Postgraduate research project

High fidelity quantum control for sensing and computing

Competition funded View fees and funding
Type of degree
Doctor of Philosophy
Entry requirements
2:1 honours degree
View full entry requirements
Faculty graduate school
Faculty of Engineering and Physical Sciences
Closing date

About the project

The University of Southampton is expanding its PhD research in the area of Quantum Technology Engineering. In addition to the research project outlined below you will receive substantial training in scientific, technical, and commercial skills.

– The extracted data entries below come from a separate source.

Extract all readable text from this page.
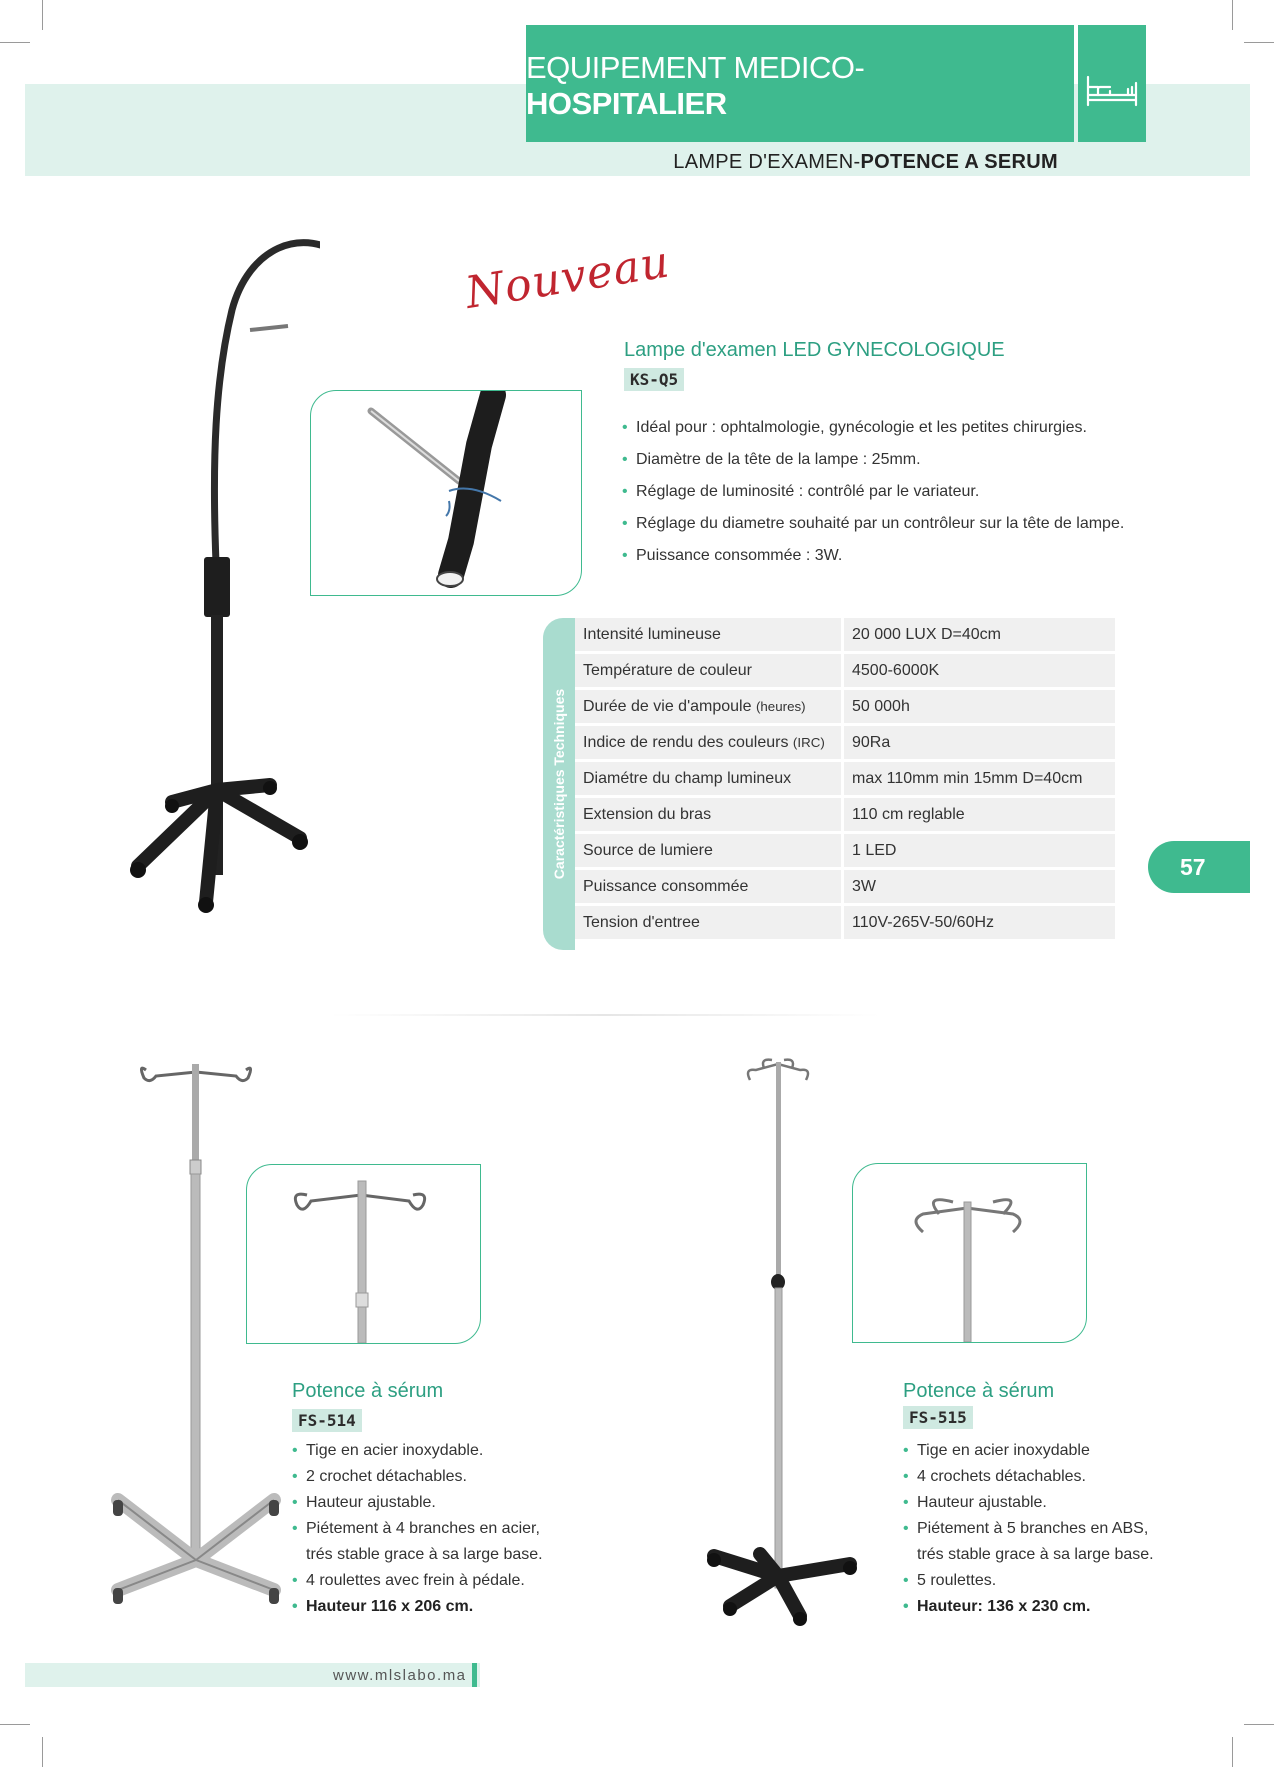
EQUIPEMENT MEDICO-HOSPITALIER
LAMPE D'EXAMEN-POTENCE A SERUM
Nouveau
Lampe d'examen LED GYNECOLOGIQUE
KS-Q5
• Idéal pour : ophtalmologie, gynécologie et les petites chirurgies.
• Diamètre de la tête de la lampe : 25mm.
• Réglage de luminosité : contrôlé par le variateur.
• Réglage du diametre souhaité par un contrôleur sur la tête de lampe.
• Puissance consommée : 3W.
Caractéristiques Techniques
Intensité lumineuse	20 000 LUX D=40cm
Température de couleur	4500-6000K
Durée de vie d'ampoule (heures)	50 000h
Indice de rendu des couleurs (IRC)	90Ra
Diamétre du champ lumineux	max 110mm min 15mm D=40cm
Extension du bras	110 cm reglable
Source de lumiere	1 LED
Puissance consommée	3W
Tension d'entree	110V-265V-50/60Hz
57
Potence à sérum
FS-514
• Tige en acier inoxydable.
• 2 crochet détachables.
• Hauteur ajustable.
• Piétement à 4 branches en acier,
trés stable grace à sa large base.
• 4 roulettes avec frein à pédale.
• Hauteur 116 x 206 cm.
Potence à sérum
FS-515
• Tige en acier inoxydable
• 4 crochets détachables.
• Hauteur ajustable.
• Piétement à 5 branches en ABS,
trés stable grace à sa large base.
• 5 roulettes.
• Hauteur: 136 x 230 cm.
www.mlslabo.ma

Quantum technologies for computing, timekeeping and sensing require atomic wavefunctions to be split and recombined with precision and fidelity. Often, these operations are performed using pulses of laser light, and are affected when atoms move to different beam intensities or incur Doppler shifts. Intriguingly, in the analogous field of magnetic resonance, pulses have been designed that tolerate such variations by shaping the phase and amplitude within each pulse. We have already used these NMR optimal control techniques to design individual ‘mirror’ and ‘beamsplitter’ pulses for atom interferometry.

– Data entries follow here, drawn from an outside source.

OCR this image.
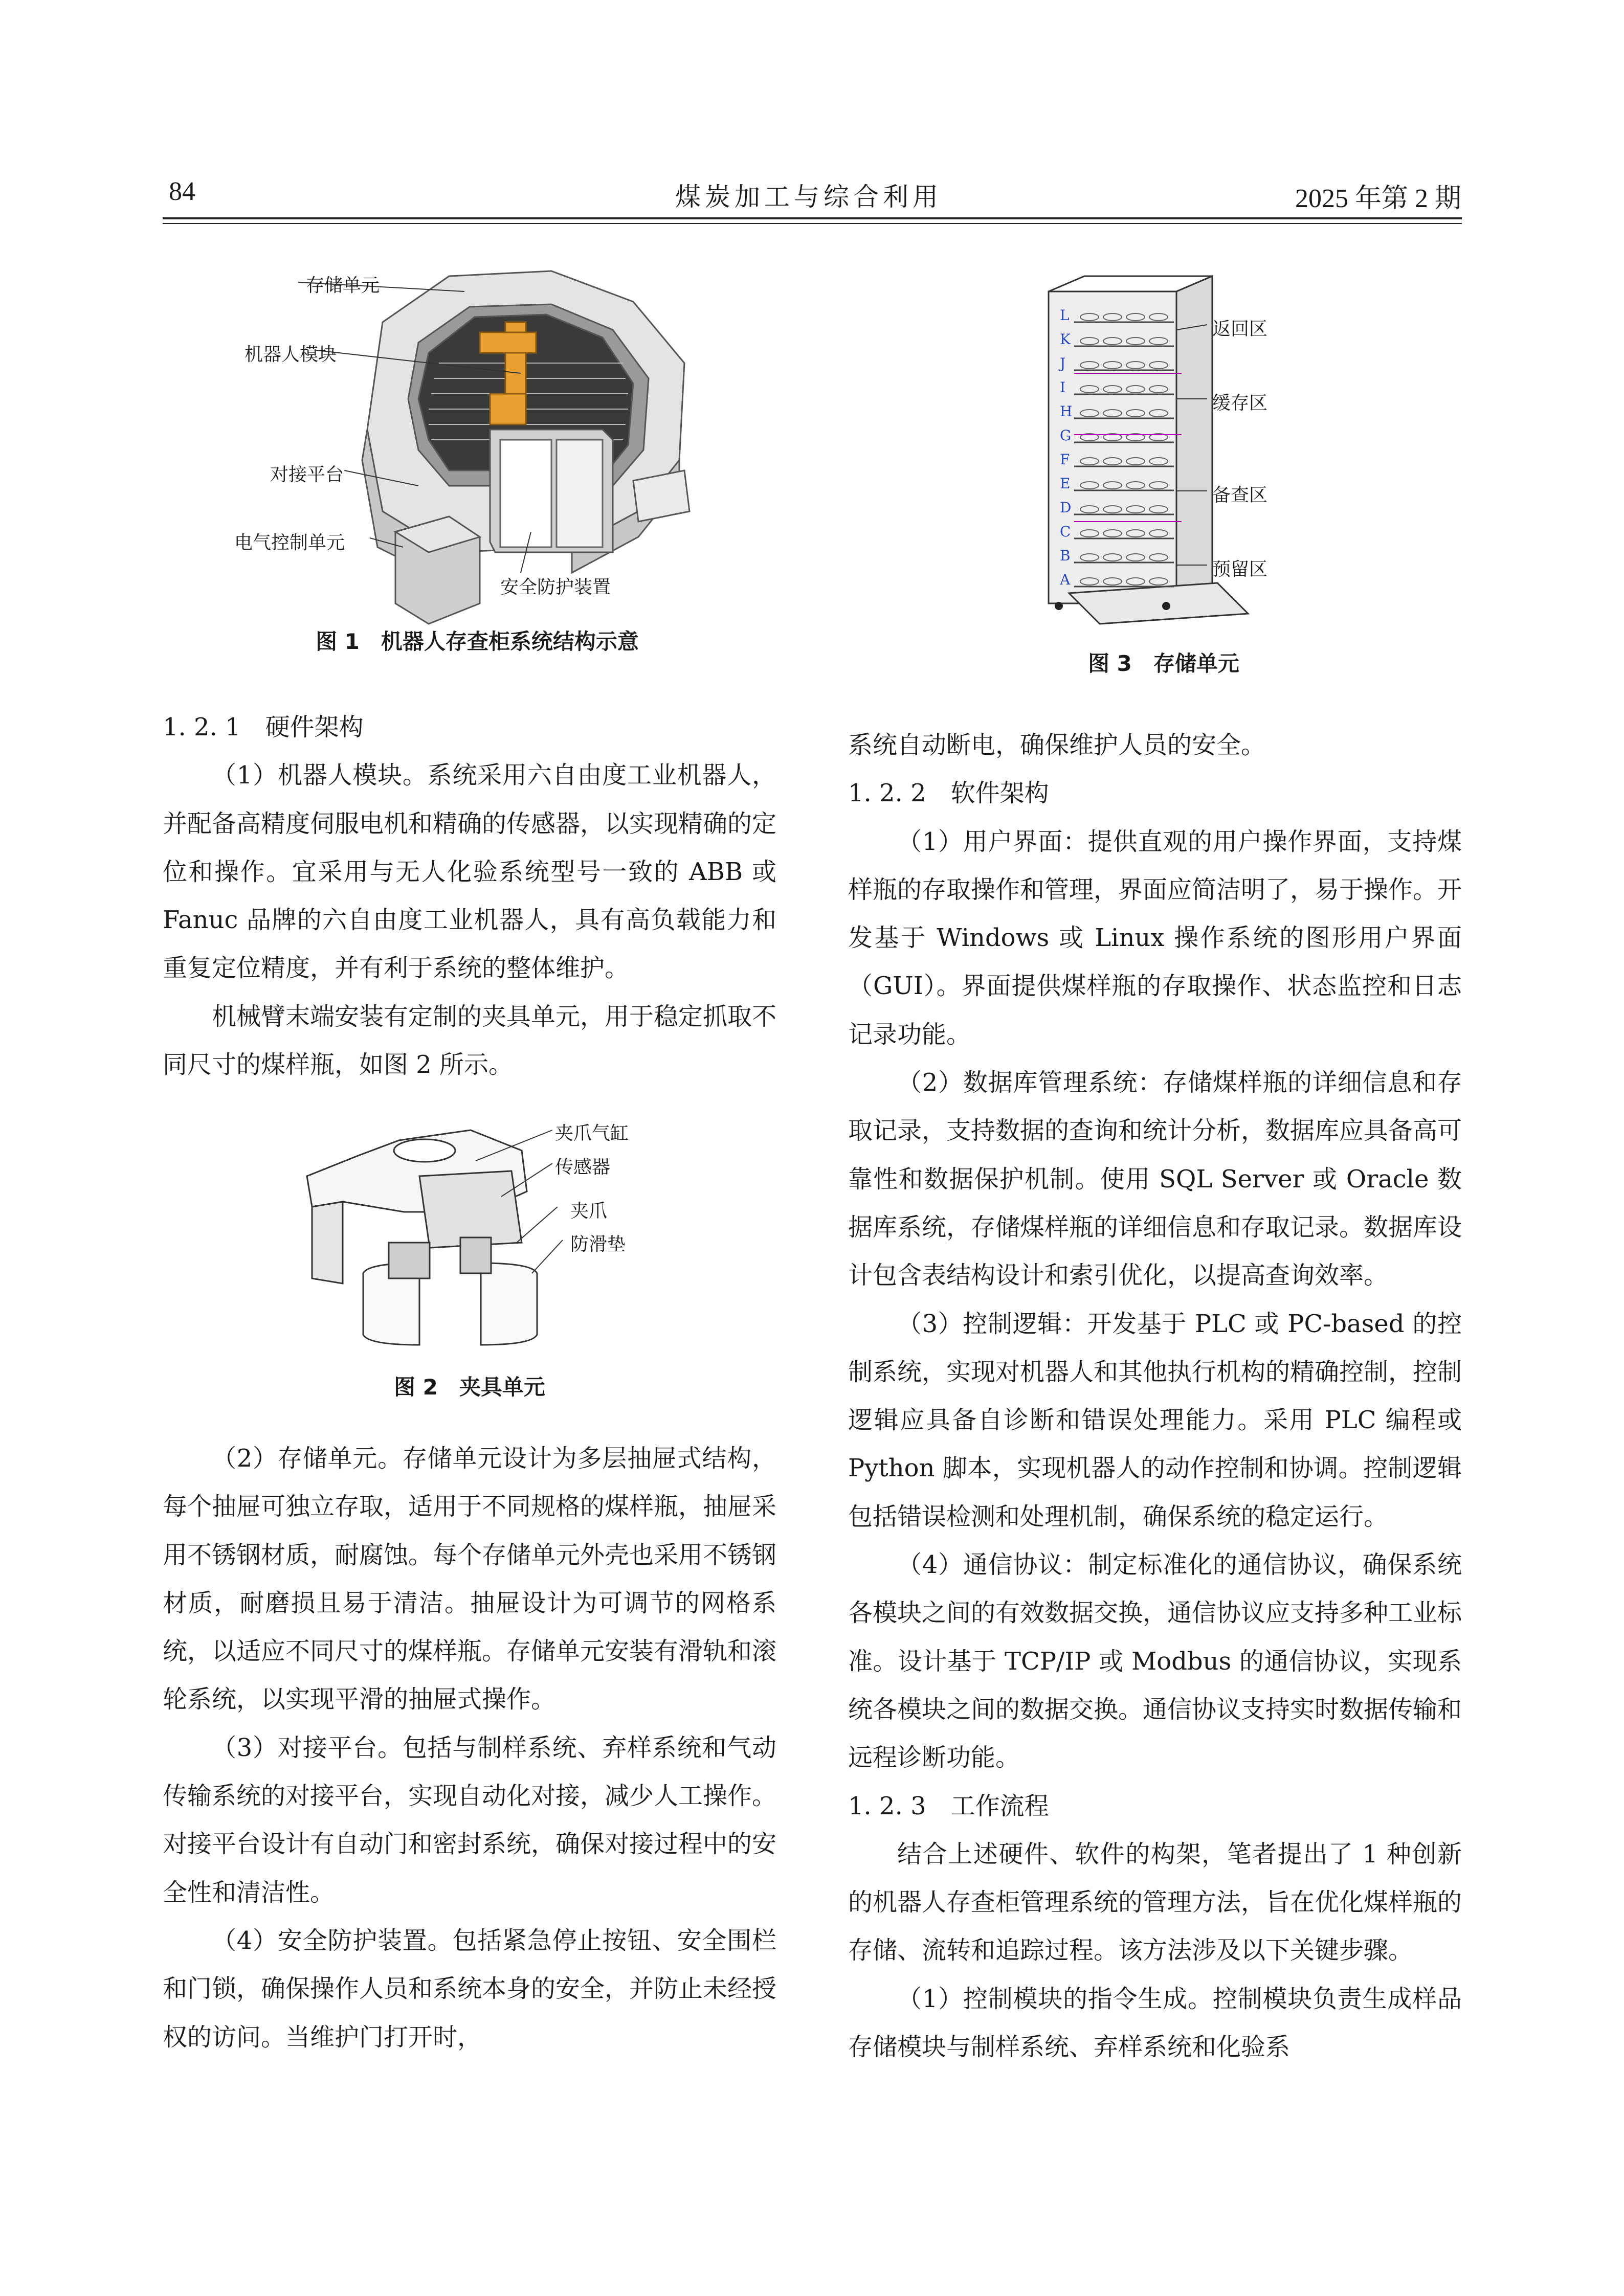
84	煤炭加工与综合利用	2025 年第 2 期
存储单元
机器人模块
对接平台
电气控制单元
安全防护装置
图 1　机器人存查柜系统结构示意
L
K
J
I
H
G
F
E
D
C
B
A
返回区
缓存区
备查区
预留区
图 3　存储单元

1. 2. 1　硬件架构

（1）机器人模块。系统采用六自由度工业机器人，并配备高精度伺服电机和精确的传感器，以实现精确的定位和操作。宜采用与无人化验系统型号一致的 ABB 或 Fanuc 品牌的六自由度工业机器人，具有高负载能力和重复定位精度，并有利于系统的整体维护。

机械臂末端安装有定制的夹具单元，用于稳定抓取不同尺寸的煤样瓶，如图 2 所示。

夹爪气缸
传感器
夹爪
防滑垫
图 2　夹具单元

（2）存储单元。存储单元设计为多层抽屉式结构，每个抽屉可独立存取，适用于不同规格的煤样瓶，抽屉采用不锈钢材质，耐腐蚀。每个存储单元外壳也采用不锈钢材质，耐磨损且易于清洁。抽屉设计为可调节的网格系统，以适应不同尺寸的煤样瓶。存储单元安装有滑轨和滚轮系统，以实现平滑的抽屉式操作。

（3）对接平台。包括与制样系统、弃样系统和气动传输系统的对接平台，实现自动化对接，减少人工操作。对接平台设计有自动门和密封系统，确保对接过程中的安全性和清洁性。

（4）安全防护装置。包括紧急停止按钮、安全围栏和门锁，确保操作人员和系统本身的安全，并防止未经授权的访问。当维护门打开时，

系统自动断电，确保维护人员的安全。

1. 2. 2　软件架构

（1）用户界面：提供直观的用户操作界面，支持煤样瓶的存取操作和管理，界面应简洁明了，易于操作。开发基于 Windows 或 Linux 操作系统的图形用户界面（GUI）。界面提供煤样瓶的存取操作、状态监控和日志记录功能。

（2）数据库管理系统：存储煤样瓶的详细信息和存取记录，支持数据的查询和统计分析，数据库应具备高可靠性和数据保护机制。使用 SQL Server 或 Oracle 数据库系统，存储煤样瓶的详细信息和存取记录。数据库设计包含表结构设计和索引优化，以提高查询效率。

（3）控制逻辑：开发基于 PLC 或 PC-based 的控制系统，实现对机器人和其他执行机构的精确控制，控制逻辑应具备自诊断和错误处理能力。采用 PLC 编程或 Python 脚本，实现机器人的动作控制和协调。控制逻辑包括错误检测和处理机制，确保系统的稳定运行。

（4）通信协议：制定标准化的通信协议，确保系统各模块之间的有效数据交换，通信协议应支持多种工业标准。设计基于 TCP/IP 或 Modbus 的通信协议，实现系统各模块之间的数据交换。通信协议支持实时数据传输和远程诊断功能。

1. 2. 3　工作流程

结合上述硬件、软件的构架，笔者提出了 1 种创新的机器人存查柜管理系统的管理方法，旨在优化煤样瓶的存储、流转和追踪过程。该方法涉及以下关键步骤。

（1）控制模块的指令生成。控制模块负责生成样品存储模块与制样系统、弃样系统和化验系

In this project, you’ll build upon our previous work to investigate pulses whose ‘apparent origin’ are unaffected by movement and intensity variations, so that the calibration scale factor of quantum sensors is better defined. You’ll optimize not just individual pulses but whole interferometer sequences, allowing early errors to be compensated at a later stage; and you’ll introduce ‘dynamical decoupling’ to make the sequences more immune to noise. You’ll look into the origins of intriguing features that emerge during computational optimization. Finally, you’ll be able to demonstrate each of these aspects experimentally. Throughout, you’ll develop skills and expertise in quantum technologies, atomic and laser physics, supercomputing, digital modelling, photonics, control and instrumentation.

This project offers scope for one or two students addressing a combination of computational optimization and simulation, theoretical analysis, and experimental validation and characterization.